Putin Says Anti-Ballistic Missile Treaty is Vital to World Peace
and Security
Wildlife Refuge Proposed for Colorado's Rocky Flats
Trucks Carrying Nuclear Waste to Undergo Stricter Inspections
*
Russian President Vladimir Putin recently described the 1972
Anti-Ballistic Missile Treaty (or ABM Treaty) as the "root and trunk" of
world security. Many times in recent years Russia has stated that U.S.
plans to develop and operate a missile defense system would violate the
treaty. The missile defense system would be a space-based defense where
high-speed rocket missiles would attack incoming warheads as they begin to
descend on targets. Nevertheless, the ABM Treaty prohibits such national
defense systems. Opposition to the system includes Russia, our European
allies, and China.
Speaking to Russian legislature this week, Putin said that "[a]ny
attempts to change the treaty will shake the strategic root and trunk of
world peace and security."
* For the second time, Colorado lawmakers are introducing federal
legislation to transform the Department of Energy's Rocky Flats Plant, one
of the most polluted former nuclear weapons plants in the nation, into a
national wildlife refuge. Senator Wayne Allard and Representative Mark
Udall have presented a bill to Congress that would create a home for
wildlife on about 6,000 acres at Rocky Flats. Studies, however, have found
plutonium, carbon tetrachloride, beryllium and uranium in the soil and
surface water in the Rocky Flats area and in surrounding communities.
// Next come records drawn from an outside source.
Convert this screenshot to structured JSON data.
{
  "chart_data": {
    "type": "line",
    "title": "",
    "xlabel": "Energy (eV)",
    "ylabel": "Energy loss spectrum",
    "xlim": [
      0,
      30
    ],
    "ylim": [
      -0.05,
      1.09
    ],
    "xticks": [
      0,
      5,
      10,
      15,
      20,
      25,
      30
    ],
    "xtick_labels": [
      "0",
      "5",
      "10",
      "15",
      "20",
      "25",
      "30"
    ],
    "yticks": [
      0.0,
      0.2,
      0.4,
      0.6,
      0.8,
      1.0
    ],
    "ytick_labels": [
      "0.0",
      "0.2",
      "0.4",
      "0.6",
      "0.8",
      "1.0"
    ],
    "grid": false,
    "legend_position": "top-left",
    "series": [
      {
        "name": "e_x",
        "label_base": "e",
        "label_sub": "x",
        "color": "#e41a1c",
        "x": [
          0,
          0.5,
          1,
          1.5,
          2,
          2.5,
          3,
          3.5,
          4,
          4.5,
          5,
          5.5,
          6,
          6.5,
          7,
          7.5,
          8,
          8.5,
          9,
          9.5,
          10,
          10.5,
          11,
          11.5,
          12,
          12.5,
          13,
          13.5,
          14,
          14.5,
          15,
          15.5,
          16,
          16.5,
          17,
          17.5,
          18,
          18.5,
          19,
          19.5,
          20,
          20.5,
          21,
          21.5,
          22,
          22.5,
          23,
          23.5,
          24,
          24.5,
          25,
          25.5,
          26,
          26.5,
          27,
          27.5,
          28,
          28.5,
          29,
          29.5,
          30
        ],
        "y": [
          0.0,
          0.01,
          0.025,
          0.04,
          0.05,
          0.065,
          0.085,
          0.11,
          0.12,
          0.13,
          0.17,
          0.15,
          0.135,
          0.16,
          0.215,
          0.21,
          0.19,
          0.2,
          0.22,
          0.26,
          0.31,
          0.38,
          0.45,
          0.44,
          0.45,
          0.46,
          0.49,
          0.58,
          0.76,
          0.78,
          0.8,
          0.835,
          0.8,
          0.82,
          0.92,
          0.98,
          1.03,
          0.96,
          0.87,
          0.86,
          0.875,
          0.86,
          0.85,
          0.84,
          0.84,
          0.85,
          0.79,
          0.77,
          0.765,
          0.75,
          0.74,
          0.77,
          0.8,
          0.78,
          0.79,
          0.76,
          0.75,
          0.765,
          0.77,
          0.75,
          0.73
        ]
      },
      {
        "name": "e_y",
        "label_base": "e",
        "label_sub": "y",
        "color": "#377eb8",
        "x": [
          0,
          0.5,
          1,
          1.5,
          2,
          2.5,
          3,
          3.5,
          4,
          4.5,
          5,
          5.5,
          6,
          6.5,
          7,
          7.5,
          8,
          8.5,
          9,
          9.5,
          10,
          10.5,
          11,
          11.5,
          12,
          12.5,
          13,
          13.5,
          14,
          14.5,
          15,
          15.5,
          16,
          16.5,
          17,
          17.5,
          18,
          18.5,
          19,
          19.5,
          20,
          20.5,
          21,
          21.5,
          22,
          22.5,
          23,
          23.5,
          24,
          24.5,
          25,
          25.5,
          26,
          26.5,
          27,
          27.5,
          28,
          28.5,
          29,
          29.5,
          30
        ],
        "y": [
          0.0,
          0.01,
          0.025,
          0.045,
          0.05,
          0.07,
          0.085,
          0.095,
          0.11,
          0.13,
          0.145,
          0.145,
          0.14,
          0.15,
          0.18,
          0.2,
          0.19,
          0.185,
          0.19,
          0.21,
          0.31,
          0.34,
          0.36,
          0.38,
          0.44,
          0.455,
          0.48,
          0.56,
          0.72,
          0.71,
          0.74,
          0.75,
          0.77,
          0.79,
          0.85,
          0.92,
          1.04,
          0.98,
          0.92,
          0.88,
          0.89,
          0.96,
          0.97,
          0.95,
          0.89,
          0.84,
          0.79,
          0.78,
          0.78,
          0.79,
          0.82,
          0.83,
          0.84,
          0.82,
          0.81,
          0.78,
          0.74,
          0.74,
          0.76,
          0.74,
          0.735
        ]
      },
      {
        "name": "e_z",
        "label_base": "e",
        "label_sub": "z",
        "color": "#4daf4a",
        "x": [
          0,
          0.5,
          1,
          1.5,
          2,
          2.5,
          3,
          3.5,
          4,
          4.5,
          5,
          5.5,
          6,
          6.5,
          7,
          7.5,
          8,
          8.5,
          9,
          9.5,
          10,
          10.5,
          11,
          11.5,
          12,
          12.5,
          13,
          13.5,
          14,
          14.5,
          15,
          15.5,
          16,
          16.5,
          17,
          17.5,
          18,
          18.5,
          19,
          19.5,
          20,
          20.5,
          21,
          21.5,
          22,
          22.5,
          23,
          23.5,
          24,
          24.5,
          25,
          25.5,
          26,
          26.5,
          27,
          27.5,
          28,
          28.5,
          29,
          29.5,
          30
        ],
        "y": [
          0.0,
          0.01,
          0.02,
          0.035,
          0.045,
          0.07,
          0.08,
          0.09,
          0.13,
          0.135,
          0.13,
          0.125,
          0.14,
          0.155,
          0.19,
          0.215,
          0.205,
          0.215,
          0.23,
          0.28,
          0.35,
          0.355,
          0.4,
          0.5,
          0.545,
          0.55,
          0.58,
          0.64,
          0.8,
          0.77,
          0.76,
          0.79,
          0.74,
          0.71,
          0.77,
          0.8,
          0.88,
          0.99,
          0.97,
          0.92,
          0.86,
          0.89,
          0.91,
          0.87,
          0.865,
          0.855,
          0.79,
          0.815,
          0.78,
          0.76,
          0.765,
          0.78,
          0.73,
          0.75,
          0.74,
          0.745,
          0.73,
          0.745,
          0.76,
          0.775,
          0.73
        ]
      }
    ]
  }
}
After being raided by the FBI in 1989, Rocky Flats went into shut
down mode. Since that time cleanup activities have been ongoing and DOE
expects the cleanup to be complete on December 15, 2006 and cost $4
billion. DOE is required to meet federal cleanup standards but
environmentalists are concerned that if the proposed wildlife refuge is
created that clean-up standards will not longer be met. Susan LeFever of
the Sierra Club said, "[t]here are definite concerns in the environmental
community about whether this is an attempt to evade cleaning up these kinds
of facilities."
Udall claims that he will work to prevent the government from
evading its cleanup responsibilities and said that "[i]n essence, we will
be converting bombs into birds, weapons into wildlife, armaments into open
space."
*Semi-trucks
hauling plutonium-contaminated waste to the Waste Isolation Pilot
Plant (or WIPP) will have to face more rigid inspections beginning
in May. All trucks passing through the Raton Pass weigh station
on Interstate 25, including all trucks travelling to WIPP, will
have to pass between two six-foot radiation detector towers before
continuing.
Of the 159 shipments that have been trucked to WIPP since the plant
opened almost two years ago, between 80 and 90 percent have passed through
Raton. Each WIPP truck is individually inspected with a handheld radiation
monitor. Bobby M. Lopez, a water resource engineer specialist with the
state Environment Department, said that as yet, there is no reliable way
for the Environment Department to know exactly how much radiation is being
shipped into New Mexico. The new, large radiation monitors that will be in
operation in May will accurately measure radiation from all trucks. Trucks
exceeding the maximum radioactivity level of 200 milliRoentgen can be
stopped by the state Department of Transportation.